Nel 1813 pubblicò le Recherches sur l'indentité des forces chimiques et électriques. Nel 1816-1817, insieme a Lauritz Esmarch (1765 -1842), costruì una pila speciale con l’intento di utilizzarla per dimostrazioni pratiche agli studenti, essendo all’epoca professore di fisica a Copenaghen. Fu proprio nel corso di una dimostrazione in aula, nell’inverno 1819-1820, mentre teneva un corso su elettricità, galvanismo e magnetismo, che ponendo un ago magnetico sotto un filo metallico collegato a una pila, notò che chiudendo il circuito l’ago risentiva del “conflitto elettrico”, ossia del passaggio di corrente, e si spostava debolmente. Il fenomeno non impressionò particolarmente l’uditorio e decise di approfondire il tutto in altra occasione.

Il momento venne nel luglio 1820, con un apparato perfezionato. Questa volta l’effetto fu molto più evidente e si vide che l’angolo di deflessione dipendeva dall’intensità di corrente e dalla distanza dal conduttore. Oersted ne riferì in un opuscolo di quattro pagine, scritto in latino e intitolato Experimenta circa effectum conflictus electrici in acum magneticam, che provvide a distribuire ad accademie e studiosi, poi pubblicato sul Journal für Chemie und Physik. Poco dopo, Oersted pubblicò un nuovo resoconto dell’esperimento sul Journal de Physique.

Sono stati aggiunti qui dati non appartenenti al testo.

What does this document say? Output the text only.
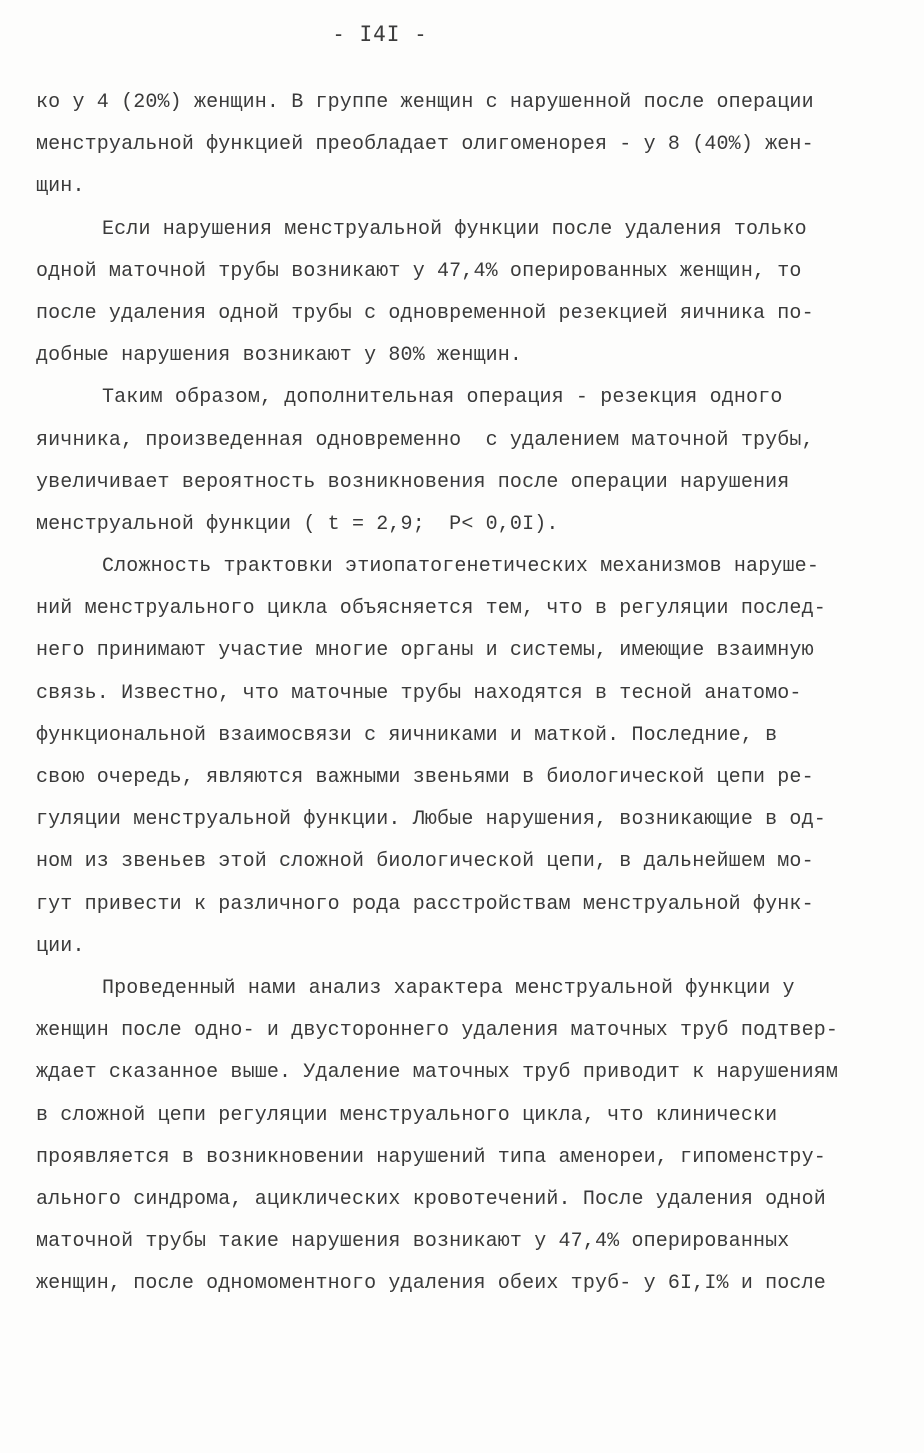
- I4I -
ко у 4 (20%) женщин. В группе женщин с нарушенной после операции
менструальной функцией преобладает олигоменорея - у 8 (40%) жен-
щин.
Если нарушения менструальной функции после удаления только
одной маточной трубы возникают у 47,4% оперированных женщин, то
после удаления одной трубы с одновременной резекцией яичника по-
добные нарушения возникают у 80% женщин.
Таким образом, дополнительная операция - резекция одного
яичника, произведенная одновременно  с удалением маточной трубы,
увеличивает вероятность возникновения после операции нарушения
менструальной функции ( t = 2,9;  P< 0,0I).
Сложность трактовки этиопатогенетических механизмов наруше-
ний менструального цикла объясняется тем, что в регуляции послед-
него принимают участие многие органы и системы, имеющие взаимную
связь. Известно, что маточные трубы находятся в тесной анатомо-
функциональной взаимосвязи с яичниками и маткой. Последние, в
свою очередь, являются важными звеньями в биологической цепи ре-
гуляции менструальной функции. Любые нарушения, возникающие в од-
ном из звеньев этой сложной биологической цепи, в дальнейшем мо-
гут привести к различного рода расстройствам менструальной функ-
ции.
Проведенный нами анализ характера менструальной функции у
женщин после одно- и двустороннего удаления маточных труб подтвер-
ждает сказанное выше. Удаление маточных труб приводит к нарушениям
в сложной цепи регуляции менструального цикла, что клинически
проявляется в возникновении нарушений типа аменореи, гипоменстру-
ального синдрома, ациклических кровотечений. После удаления одной
маточной трубы такие нарушения возникают у 47,4% оперированных
женщин, после одномоментного удаления обеих труб- у 6I,I% и после
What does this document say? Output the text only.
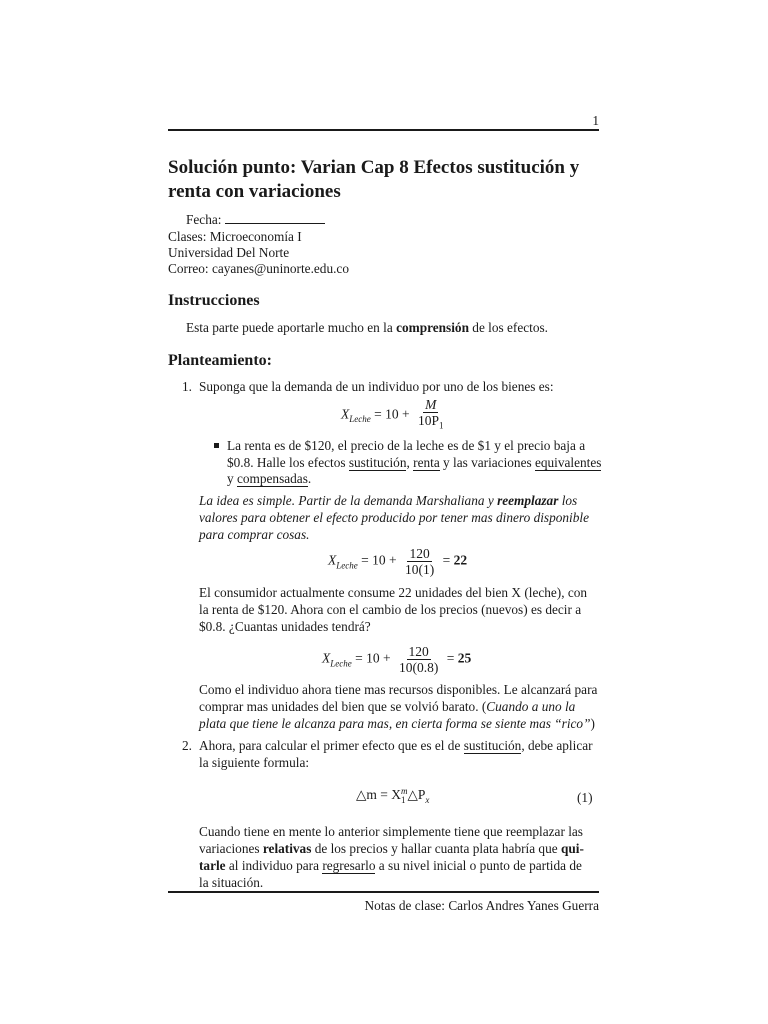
1
Solución punto: Varian Cap 8 Efectos sustitución y renta con variaciones
Fecha:
Clases: Microeconomía I
Universidad Del Norte
Correo: cayanes@uninorte.edu.co
Instrucciones
Esta parte puede aportarle mucho en la comprensión de los efectos.
Planteamiento:
1. Suponga que la demanda de un individuo por uno de los bienes es:
$X_{Leche} = 10 + \frac{M}{10P_1}$
La renta es de $120, el precio de la leche es de $1 y el precio baja a
$0.8. Halle los efectos sustitución, renta y las variaciones equivalentes
y compensadas.
La idea es simple. Partir de la demanda Marshaliana y reemplazar los
valores para obtener el efecto producido por tener mas dinero disponible
para comprar cosas.
$X_{Leche} = 10 + \frac{120}{10(1)} = 22$
El consumidor actualmente consume 22 unidades del bien X (leche), con
la renta de $120. Ahora con el cambio de los precios (nuevos) es decir a
$0.8. ¿Cuantas unidades tendrá?
$X_{Leche} = 10 + \frac{120}{10(0.8)} = 25$
Como el individuo ahora tiene mas recursos disponibles. Le alcanzará para
comprar mas unidades del bien que se volvió barato. (Cuando a uno la
plata que tiene le alcanza para mas, en cierta forma se siente mas “rico”)
2. Ahora, para calcular el primer efecto que es el de sustitución, debe aplicar
la siguiente formula:
△m = X m
1 $\triangle P_x$	(1)
Cuando tiene en mente lo anterior simplemente tiene que reemplazar las
variaciones relativas de los precios y hallar cuanta plata habría que qui-
tarle al individuo para regresarlo a su nivel inicial o punto de partida de
la situación.
Notas de clase: Carlos Andres Yanes Guerra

Come si è detto, la sua scoperta destò immediatamente l’interesse di Faraday e Ampère. Quest’ultimo descrisse sinteticamente il fenomeno in questo modo: “La corrente elettrica tende a volgere l’ago calamitato in croce con essa con il polo australe a sinistra”. Nel suo laboratorio parigino egli mostrò anche che due fili conduttori paralleli in cui passava corrente diretta nella stessa direzione si attraevano, mentre invertendo una delle correnti essi si respingevano.

Successivamente, Schweigger inventò il galvanometro (1821), Ohm giunse alla teoria generale dell’elettricità che gli diede meritata fama (1824) e Arago costruì il primo elettromagnete (1825). Chi volesse rivedere in rete l’esperimento di Orsted non ha che l’imbarazzo della scelta (qui, per esempio, un video ben fatto).

A conclusione di questo sintetico resoconto, ai fini di conoscere meglio colui che è ritenuto il padre dell’elettromagnetismo, non può mancare un accenno allo stretto rapporto di stima e di amicizia che legava Oersted allo scrittore e poeta Hans Christian Andersen (Odense, 1805-Rolighed 1875). L’idea di natura che guidava le ricerche e gli studi di Oersted influenzò il giovane Andersen e, quale mentore del giovane scrittore, fu proprio Oersted a prevedere che il suo pupillo sarebbe divenuto famoso come autore di fiabe. In una di queste, intitolata “La campana”, che si può riascoltare qui, si può cogliere qualche sentore della reciproca influenza tra fisica e poesia.